A Elista, capitale kalmouke posée au milieu de la steppe, les ados ont investi la principale place de la ville pour fêter l’arrivée de leurs vacances. Je danse avec une métisse kalmouko-russe.


Russes de souche et Kalmouks vivent en parfaite harmonie dans la capitale… Les gens sont très faciles d’accès, et on tape la discute en russe régulièrement. Comme tous les Russes que j’ai rencontrés, ils sont heureux comme tout de vivre dans leur ville.

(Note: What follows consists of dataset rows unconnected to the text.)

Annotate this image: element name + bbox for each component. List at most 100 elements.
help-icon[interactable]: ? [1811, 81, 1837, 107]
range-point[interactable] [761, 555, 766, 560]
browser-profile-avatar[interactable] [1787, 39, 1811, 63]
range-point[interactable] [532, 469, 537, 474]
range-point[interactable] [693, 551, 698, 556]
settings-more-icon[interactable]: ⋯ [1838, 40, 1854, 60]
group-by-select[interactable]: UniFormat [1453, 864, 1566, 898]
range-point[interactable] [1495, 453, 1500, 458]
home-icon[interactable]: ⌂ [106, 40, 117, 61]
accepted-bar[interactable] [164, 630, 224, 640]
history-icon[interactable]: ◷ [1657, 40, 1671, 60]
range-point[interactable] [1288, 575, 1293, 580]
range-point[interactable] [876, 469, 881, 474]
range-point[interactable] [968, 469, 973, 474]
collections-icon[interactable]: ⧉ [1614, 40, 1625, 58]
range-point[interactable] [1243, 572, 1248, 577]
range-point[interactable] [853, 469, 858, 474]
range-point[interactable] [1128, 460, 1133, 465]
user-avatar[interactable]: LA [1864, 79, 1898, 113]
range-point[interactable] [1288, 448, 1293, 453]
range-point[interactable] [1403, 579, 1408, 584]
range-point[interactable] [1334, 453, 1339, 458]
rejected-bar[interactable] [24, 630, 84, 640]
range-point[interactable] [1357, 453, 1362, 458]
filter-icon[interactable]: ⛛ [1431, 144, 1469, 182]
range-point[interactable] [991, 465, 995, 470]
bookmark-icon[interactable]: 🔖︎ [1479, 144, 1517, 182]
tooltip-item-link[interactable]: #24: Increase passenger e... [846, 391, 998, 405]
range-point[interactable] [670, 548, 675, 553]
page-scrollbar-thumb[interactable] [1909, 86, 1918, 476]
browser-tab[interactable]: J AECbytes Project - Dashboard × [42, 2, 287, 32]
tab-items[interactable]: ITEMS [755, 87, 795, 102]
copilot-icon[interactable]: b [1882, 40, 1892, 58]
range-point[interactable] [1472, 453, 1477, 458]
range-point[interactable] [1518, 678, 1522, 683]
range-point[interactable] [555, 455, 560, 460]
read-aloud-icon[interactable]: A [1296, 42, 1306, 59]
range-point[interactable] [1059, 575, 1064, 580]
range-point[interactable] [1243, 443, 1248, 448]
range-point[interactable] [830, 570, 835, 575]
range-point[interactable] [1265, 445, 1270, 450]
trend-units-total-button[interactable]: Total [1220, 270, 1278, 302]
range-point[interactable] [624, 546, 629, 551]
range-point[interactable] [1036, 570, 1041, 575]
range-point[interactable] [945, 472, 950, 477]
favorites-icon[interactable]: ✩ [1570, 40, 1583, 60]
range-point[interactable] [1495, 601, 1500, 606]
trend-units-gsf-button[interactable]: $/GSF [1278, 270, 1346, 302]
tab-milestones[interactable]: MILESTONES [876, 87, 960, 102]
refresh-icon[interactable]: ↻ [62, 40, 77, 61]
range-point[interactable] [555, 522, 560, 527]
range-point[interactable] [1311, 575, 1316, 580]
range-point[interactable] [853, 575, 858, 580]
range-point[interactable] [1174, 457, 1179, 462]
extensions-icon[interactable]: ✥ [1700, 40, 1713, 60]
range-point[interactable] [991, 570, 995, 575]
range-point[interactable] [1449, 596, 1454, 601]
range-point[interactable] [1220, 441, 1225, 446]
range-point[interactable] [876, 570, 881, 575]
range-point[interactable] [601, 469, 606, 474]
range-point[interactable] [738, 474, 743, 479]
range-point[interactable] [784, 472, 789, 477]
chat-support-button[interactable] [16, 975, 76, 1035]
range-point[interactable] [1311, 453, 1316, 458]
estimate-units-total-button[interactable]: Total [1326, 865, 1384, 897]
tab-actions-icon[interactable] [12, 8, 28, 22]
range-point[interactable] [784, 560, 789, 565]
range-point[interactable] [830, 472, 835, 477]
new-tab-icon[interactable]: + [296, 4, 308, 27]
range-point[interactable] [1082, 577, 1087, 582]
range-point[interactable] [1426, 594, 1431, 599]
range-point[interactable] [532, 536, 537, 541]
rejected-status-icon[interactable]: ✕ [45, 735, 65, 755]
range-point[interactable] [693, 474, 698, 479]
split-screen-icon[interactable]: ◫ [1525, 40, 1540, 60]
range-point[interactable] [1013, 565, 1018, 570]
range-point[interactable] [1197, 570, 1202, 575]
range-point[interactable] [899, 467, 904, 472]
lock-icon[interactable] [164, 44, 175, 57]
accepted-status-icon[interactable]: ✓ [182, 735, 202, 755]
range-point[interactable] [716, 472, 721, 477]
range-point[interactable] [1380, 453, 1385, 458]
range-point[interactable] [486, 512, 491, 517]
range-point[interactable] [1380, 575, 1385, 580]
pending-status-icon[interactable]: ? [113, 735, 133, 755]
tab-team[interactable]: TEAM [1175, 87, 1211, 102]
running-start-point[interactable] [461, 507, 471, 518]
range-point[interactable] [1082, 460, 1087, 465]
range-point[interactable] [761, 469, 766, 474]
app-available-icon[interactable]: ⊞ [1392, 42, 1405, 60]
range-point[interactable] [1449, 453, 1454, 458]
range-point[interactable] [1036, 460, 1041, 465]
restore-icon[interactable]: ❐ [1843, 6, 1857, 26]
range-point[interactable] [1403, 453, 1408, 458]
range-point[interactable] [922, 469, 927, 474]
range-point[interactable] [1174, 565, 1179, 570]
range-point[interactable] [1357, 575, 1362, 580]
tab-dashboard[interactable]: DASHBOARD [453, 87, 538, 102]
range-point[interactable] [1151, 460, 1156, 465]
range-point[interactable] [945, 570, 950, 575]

Elista foisonne de petites constructions faisant référence à l’Orient. C’est rarement très réussi. En plein centre de la Kalmoukie cette ville est sortie des steppes en 1926.

  26 mai  : La fièvre Jaune

Elista

Entre mon arrivée à Volgograd par l'Ouest et mon départ de la ville par le Sud, il y a un gouffre… Finies les vallées fertiles qui fourmillent de travailleurs, place à un immense plateau de steppe verte balayé par un vent incessant (et jamais dans le bon sens, bien sûr). À quelques dizaines de kilomètres de Volgograd, un simple panneau indique notre entrée en Kalmoukie, un bout de Russie qui bénéficie d'une forte autonomie. Les Républiques ou Régions autonomes sont nombreuses dans le pays. Elles indiquent une spécificité ethnique, religieuse ou historique. Ce qui justifie l'existence de la République autonome que nous traversons, c'est un peuple d'origine mongole arrivé ici au 17ème siècle pour trouver de nouveaux pâturages. Et c'est vrai qu'à quelques kilomètres de cette "frontière" au milieu de nulle part, les yeux bridés du premier commerçant que nous trouvons ne laissent aucun doute sur ses origines.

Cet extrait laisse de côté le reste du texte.